A first foundational result obtained from these is the numerical accuracy analysis of the discrete ladder algorithms for parallel transport on manifolds, with exact or approximated geodesics. From an artificial intelligence point of view, parallel transport can be seen as the natural method for mapping statistics around one point to another point, a problem called domain adaptation. Pole ladder is particularly appealing since it only relies on geodesic symmetry and mid-point computations. Moreover, it exhibit a higher intrinsic accuracy than other classical methods. Remarkably, it is even exact in one single step in symmetric spaces. It is thus a very simple algorithm for parallel transport on Riemannian and affine connection spaces that leverages the power of many geometric implementations of continuous or discrete geodesics.
The impact of the manifold curvature on the estimation of the empirical Fréchet mean was a second essential result. We found an unexpected bias of the empirical mean in 1/n, which is important in the small sample regime, and a modulation of the convergence rate of the covariance matrix proportional to the covariance-curvature tensor. These results unveil an intermediate behavior of the empirical mean in manifolds linking two of the major new phenomena discovered recently in geometric statistics: stickiness and smeariness. The lesson is that one may needs drastically more samples in a positively curved manifold than in a Euclidean space to estimate a quantity up to a certain uncertainty. On the contrary, less samples are needed in negatively curved spaces, even though unbounded negative curvature singularities may lead to uninformative sticky estimations.
From the technological point of view, we have contributed to the python package geomstats (https://geomstats.github.io/) a generic library for statistical computing algorithms on different geometric structures. The package currently supports more than 15 manifolds with closed-form geodesics (when known) or discrete geodesics obtained by optimization otherwise. This package encompasses complex notions of Riemannian geometry embedded into a consistent object-oriented API that makes it readable and editable by mathematicians. From an applied perspective, the use of the algorithms does not require a deep understanding of the mathematics and is made easy thanks to a standard Scikit learn interface for artificial intelligence.
We also expect to obtain a geometric formulation of principle component analysis (PCA) where the resulting flag of subspaces is the projection of the population/empirical covariance matrix on a specific submanifold.
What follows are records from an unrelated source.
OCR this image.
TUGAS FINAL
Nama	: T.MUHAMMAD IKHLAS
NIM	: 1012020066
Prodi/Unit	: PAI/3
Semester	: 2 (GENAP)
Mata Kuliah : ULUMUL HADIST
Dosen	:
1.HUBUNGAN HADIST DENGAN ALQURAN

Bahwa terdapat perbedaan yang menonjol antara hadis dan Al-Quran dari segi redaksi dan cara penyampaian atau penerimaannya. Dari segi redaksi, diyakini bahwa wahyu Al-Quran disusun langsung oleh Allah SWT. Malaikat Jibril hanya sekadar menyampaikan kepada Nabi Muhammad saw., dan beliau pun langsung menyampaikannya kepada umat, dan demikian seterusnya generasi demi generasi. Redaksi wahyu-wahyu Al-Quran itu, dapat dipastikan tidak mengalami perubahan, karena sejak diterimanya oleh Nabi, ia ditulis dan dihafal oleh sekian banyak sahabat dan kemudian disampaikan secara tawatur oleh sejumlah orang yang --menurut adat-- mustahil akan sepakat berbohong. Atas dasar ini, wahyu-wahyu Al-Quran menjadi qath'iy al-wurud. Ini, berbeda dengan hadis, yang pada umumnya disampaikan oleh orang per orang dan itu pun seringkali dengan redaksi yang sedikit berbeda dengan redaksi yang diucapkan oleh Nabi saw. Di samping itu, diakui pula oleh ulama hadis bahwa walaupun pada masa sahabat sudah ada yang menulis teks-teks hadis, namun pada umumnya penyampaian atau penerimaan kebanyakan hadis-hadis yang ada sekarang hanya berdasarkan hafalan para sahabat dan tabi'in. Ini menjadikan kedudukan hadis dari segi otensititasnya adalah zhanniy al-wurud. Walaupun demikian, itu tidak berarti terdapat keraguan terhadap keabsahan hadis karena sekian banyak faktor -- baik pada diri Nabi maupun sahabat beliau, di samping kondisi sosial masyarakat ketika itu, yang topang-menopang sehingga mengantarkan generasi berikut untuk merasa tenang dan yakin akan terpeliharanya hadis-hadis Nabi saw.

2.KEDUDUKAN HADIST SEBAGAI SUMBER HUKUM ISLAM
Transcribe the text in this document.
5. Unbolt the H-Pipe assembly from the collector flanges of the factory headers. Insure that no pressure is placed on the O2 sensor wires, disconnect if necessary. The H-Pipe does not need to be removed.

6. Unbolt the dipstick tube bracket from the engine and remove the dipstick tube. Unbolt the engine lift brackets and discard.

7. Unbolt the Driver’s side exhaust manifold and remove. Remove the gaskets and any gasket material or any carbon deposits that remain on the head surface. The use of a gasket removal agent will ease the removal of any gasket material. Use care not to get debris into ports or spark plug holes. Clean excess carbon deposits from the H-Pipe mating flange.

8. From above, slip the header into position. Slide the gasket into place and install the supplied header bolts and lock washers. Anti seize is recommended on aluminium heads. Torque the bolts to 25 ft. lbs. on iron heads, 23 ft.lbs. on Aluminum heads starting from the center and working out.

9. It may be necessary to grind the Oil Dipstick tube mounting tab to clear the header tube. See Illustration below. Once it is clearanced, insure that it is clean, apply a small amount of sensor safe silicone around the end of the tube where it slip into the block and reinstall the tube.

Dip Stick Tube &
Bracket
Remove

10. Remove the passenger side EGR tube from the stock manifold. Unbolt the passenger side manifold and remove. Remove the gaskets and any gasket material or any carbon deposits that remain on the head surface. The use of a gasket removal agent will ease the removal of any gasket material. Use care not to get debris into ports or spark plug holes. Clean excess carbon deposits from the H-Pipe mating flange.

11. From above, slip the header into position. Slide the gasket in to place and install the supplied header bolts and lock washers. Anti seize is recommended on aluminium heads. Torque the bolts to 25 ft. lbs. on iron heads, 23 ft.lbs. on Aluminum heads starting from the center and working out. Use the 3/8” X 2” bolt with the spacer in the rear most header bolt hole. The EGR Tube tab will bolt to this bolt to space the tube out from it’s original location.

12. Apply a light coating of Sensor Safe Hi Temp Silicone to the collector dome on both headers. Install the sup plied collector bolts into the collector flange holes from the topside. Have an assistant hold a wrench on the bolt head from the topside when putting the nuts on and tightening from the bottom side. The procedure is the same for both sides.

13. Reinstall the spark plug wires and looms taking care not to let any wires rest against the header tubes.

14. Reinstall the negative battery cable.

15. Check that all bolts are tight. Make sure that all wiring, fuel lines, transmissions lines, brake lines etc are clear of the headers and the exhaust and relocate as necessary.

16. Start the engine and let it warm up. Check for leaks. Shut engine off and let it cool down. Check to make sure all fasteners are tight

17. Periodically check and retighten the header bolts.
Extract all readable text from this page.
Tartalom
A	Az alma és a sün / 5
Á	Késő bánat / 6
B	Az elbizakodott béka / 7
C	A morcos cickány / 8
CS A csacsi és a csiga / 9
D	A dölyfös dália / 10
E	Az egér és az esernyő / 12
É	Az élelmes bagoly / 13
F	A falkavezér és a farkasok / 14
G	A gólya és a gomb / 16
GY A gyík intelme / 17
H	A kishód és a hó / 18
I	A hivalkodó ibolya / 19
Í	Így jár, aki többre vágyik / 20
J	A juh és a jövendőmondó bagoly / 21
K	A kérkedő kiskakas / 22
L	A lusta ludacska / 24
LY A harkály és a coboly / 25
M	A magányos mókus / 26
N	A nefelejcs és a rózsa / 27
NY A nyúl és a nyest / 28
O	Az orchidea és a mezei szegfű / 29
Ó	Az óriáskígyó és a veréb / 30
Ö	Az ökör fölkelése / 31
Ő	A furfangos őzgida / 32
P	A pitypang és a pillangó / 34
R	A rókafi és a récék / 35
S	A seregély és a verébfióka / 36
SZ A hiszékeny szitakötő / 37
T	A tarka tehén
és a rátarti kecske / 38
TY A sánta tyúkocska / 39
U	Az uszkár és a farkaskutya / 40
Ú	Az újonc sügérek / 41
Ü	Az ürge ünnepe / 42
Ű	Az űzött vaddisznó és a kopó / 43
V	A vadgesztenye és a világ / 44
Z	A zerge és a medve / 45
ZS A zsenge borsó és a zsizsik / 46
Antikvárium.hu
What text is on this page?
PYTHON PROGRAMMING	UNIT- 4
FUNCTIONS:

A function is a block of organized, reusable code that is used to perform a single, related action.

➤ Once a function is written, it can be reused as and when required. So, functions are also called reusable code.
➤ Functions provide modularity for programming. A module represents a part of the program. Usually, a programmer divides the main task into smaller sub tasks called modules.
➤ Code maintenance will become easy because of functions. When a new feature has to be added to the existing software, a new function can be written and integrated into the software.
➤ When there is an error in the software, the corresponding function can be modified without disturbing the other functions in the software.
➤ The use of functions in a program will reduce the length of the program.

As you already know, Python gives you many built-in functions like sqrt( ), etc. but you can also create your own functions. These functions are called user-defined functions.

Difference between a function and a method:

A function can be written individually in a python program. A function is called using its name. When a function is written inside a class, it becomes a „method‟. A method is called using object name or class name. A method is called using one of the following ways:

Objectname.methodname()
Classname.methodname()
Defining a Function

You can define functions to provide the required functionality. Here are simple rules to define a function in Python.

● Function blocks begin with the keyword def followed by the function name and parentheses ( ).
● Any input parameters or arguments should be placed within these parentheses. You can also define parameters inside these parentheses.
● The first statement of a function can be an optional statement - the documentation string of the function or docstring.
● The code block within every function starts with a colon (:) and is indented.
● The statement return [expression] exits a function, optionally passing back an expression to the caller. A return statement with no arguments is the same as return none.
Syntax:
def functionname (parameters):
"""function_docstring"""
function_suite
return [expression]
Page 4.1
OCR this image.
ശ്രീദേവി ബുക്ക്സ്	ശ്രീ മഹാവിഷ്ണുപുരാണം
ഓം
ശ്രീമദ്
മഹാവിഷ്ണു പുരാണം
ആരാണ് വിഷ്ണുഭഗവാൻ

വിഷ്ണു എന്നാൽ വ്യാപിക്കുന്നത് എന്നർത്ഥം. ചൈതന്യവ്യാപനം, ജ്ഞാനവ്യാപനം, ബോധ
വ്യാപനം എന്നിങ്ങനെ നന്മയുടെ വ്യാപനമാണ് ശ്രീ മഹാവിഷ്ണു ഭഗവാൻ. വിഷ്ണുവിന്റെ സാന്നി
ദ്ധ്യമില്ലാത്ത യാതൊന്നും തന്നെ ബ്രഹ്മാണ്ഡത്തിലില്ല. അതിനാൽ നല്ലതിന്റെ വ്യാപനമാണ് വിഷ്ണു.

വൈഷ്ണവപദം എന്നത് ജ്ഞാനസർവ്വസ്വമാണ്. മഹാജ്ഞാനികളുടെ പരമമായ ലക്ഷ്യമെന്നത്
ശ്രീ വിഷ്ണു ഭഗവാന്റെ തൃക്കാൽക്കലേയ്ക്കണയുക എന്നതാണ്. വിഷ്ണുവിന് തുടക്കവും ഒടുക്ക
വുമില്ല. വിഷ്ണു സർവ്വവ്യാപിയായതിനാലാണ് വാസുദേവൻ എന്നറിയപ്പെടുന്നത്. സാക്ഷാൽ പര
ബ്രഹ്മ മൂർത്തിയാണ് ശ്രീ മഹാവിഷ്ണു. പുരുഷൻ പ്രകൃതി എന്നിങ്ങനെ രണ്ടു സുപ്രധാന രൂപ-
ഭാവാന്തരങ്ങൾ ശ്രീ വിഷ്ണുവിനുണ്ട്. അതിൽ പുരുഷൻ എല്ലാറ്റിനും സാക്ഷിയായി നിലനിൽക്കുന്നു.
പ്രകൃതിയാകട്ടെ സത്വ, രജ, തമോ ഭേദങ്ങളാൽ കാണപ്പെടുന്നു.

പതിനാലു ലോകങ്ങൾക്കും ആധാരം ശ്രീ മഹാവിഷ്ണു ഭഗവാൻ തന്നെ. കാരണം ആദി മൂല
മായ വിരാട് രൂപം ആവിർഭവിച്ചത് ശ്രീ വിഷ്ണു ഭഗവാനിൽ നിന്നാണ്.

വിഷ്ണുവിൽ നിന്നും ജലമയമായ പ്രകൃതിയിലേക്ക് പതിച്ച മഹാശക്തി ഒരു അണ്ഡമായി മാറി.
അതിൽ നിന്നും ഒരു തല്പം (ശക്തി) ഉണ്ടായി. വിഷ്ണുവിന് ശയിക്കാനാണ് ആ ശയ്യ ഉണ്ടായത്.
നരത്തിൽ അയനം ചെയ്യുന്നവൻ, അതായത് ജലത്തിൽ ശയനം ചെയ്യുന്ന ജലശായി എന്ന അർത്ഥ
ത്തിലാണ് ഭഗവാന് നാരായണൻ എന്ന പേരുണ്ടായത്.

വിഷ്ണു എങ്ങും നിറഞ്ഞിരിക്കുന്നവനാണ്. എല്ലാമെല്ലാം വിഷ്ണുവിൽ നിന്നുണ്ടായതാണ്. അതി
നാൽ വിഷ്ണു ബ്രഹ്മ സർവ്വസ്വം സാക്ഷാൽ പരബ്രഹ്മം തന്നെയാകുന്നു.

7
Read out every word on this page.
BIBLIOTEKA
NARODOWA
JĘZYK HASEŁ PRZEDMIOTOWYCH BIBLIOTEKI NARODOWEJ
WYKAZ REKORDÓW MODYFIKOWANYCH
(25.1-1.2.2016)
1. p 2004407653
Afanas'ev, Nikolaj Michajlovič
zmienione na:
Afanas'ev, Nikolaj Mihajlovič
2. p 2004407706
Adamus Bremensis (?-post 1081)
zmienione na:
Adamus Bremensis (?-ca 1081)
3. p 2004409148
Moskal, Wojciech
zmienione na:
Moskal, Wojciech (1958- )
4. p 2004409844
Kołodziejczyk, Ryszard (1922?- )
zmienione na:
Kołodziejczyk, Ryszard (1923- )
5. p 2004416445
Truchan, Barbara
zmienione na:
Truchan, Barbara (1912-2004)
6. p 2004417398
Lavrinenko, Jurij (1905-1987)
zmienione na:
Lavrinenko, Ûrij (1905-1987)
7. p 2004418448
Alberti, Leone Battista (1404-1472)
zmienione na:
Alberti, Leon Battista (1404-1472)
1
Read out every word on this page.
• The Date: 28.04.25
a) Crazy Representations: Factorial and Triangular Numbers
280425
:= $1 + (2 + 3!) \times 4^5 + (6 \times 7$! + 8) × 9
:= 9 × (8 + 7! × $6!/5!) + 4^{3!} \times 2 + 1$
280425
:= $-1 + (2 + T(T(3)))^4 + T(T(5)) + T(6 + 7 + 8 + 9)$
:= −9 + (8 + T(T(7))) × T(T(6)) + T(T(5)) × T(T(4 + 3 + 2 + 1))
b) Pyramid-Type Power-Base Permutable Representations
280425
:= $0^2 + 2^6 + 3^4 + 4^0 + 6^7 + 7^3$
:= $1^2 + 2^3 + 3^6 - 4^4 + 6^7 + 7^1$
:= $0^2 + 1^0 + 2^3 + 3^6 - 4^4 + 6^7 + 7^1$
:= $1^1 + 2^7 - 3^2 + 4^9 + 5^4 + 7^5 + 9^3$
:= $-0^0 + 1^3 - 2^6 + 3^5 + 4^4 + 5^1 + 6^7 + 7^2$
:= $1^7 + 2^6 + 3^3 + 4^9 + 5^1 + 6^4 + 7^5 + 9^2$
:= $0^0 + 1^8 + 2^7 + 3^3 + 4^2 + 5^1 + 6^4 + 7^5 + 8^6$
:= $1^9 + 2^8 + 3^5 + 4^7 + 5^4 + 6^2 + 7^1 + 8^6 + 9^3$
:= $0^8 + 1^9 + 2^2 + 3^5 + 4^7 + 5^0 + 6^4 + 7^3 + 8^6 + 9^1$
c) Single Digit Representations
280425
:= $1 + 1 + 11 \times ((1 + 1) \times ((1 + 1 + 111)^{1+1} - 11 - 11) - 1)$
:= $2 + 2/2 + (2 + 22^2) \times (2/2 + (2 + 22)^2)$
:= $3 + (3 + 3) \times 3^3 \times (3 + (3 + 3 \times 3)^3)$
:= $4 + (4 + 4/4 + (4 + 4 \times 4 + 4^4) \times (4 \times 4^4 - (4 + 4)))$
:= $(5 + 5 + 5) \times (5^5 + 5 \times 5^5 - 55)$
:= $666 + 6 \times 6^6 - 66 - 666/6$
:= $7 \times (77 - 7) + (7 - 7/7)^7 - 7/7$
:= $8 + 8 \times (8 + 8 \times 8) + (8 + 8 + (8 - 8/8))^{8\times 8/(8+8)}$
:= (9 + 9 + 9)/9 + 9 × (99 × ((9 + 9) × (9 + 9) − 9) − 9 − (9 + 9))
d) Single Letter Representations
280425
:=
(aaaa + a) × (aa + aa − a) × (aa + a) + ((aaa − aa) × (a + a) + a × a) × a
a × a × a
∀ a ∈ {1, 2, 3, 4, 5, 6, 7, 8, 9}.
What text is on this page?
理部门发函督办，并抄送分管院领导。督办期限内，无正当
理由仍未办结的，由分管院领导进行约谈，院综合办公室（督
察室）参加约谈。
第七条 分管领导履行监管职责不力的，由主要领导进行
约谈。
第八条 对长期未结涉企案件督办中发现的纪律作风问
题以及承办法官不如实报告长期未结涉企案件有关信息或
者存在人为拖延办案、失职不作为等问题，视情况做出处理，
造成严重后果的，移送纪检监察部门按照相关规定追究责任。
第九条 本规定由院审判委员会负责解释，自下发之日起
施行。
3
This construction should lead to a very simple central limit theorem that would give rise to computable confidence intervals for PCA with finite samples. Such results would also be very useful to control the statistical validity of ubiquitous spectral-based algorithms on images or graphs relying on the spectral decomposition of the Laplacian.
The intrinsically geometric formulation of PCA as an optimization on flags of subspaces is a third interesting direction of research. The nestedness property guaranties that data approximations spaces are compatible at low and higher orders. This could be the key mathematical feature for multiscale data analysis since flags of subspaces are natural mathematical object to encode hierarchically embedded approximation spaces. Although ‘no geometry is more true than another’, we hope to be able to construct series of nested geometries that are more and more convenient to describe the data.